I was supposed to have a follow-up appointment with my local OBGYN today, but I still haven't received the operation packet yet. Dee Dee from Dr. Sinervo's office called this morning to check in on me and answered some questions. I love her. I really wish I could use them as my regular OBGYN.
I went to PT for my back yesterday because it has been hurting again. I couldn't do a whole lot, but she helped with some stretching. She is very interested to see how things will go as I continue healing since my last flare-ups have been matched up with my cycle starting. I'm interested to see that as well. She is pretty amazing too. She had everyone there sign a "get well soon" type card for me, which was not expected at all. And she's gonna squeeze me in next week for an unofficial non-appoitment on one of the machines there just to keep me loose and flexible while I'm healing.
I stopped by my workplace on the way back from PT to pick up my paycheck and to say hello. I'm very bummed that I've had to use all of my vacation and personal days on these surgeries, but I feel lucky to even be able to. It's also nice that there are three paydays this month. :) Everyone was happy to see me and said they were looking forward to my return, which looks like will begin with some half days starting a week from today. My energy level is better than before, but I still lose steam very, very quickly. I just don't see full days happening just yet. And again, I feel lucky that my workplace is flexible in that respect and will allow me to return when I feel ready.

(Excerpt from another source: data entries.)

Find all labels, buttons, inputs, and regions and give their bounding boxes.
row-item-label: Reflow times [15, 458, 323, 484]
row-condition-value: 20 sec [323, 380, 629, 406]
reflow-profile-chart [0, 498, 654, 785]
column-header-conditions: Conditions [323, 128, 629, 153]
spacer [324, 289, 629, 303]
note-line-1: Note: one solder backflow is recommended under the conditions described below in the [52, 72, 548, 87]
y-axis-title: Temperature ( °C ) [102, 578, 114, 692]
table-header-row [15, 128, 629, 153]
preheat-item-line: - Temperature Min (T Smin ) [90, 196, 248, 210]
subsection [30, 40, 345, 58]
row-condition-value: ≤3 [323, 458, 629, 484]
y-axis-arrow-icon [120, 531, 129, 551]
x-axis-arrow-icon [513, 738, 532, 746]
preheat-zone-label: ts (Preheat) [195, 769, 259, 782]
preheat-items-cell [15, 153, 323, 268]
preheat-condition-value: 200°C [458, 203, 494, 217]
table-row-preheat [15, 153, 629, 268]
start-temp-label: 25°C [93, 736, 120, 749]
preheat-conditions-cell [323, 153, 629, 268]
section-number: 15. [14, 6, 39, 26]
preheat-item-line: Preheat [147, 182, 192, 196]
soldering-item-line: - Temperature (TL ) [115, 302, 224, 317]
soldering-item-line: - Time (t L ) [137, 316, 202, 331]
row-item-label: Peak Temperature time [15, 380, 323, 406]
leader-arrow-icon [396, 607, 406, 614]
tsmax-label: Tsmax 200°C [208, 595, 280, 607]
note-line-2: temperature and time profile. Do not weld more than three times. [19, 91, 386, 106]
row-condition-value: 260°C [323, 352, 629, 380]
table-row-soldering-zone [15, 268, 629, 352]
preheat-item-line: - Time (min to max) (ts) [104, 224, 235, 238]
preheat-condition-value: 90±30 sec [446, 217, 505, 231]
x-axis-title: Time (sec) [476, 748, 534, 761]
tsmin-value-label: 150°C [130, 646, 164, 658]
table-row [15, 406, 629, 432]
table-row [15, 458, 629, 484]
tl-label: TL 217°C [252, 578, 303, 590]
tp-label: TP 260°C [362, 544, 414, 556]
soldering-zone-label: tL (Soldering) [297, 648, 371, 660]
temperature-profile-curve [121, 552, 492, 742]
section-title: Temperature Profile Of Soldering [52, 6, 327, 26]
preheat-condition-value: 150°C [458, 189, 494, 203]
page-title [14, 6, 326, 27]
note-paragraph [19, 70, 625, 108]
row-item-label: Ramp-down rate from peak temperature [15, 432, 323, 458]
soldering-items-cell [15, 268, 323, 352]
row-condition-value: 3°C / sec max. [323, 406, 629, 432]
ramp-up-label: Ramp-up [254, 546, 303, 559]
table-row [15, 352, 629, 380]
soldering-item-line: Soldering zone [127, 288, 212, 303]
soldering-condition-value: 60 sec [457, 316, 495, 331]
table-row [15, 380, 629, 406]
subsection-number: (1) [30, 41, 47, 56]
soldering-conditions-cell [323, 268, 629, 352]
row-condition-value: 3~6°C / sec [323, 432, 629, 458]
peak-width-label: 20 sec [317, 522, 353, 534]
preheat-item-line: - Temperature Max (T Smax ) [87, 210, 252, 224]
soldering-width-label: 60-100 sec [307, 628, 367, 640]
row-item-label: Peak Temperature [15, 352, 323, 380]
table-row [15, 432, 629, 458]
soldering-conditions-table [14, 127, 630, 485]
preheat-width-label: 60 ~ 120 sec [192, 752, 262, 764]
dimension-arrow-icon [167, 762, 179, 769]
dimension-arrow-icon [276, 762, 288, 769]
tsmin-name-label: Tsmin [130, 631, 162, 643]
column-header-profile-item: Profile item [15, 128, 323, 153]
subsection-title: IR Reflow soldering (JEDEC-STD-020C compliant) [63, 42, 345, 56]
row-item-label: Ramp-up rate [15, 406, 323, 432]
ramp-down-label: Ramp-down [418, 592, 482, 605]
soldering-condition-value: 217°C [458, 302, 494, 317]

I made a voice recording on my phone at the post-op appointment back in Atlanta which I listened to today. I really was pretty out of it for that. It was good to be able to go back to hear again and remember some things that were said.
Also while listening, I realized that my voice really sounds like my mother's sometimes, which is not a bad thing at all. She is so kind and friendly towards everyone she meets. She was amazing during our trip, and I grew to appreciate her so much more, not that I didn't already. She has always been there for me no matter what, and I hope that I can be half the incredible mother she has been for me.
She received an email from my aunt the other day saying that my cousin wanted Dr. Sinervo's information. She finally confirmed that my cousin has endo and has been suffering for years. This is the cousin that was never able to conceive. I hope that she's able to see him and find some relief. I love that through this albeit hard endo journey, I've learned so much and can hopefully help other people with information or even from just referring them to Dr. Sinervo.
I guess that's enough for now. Everyone have a good rest of your day.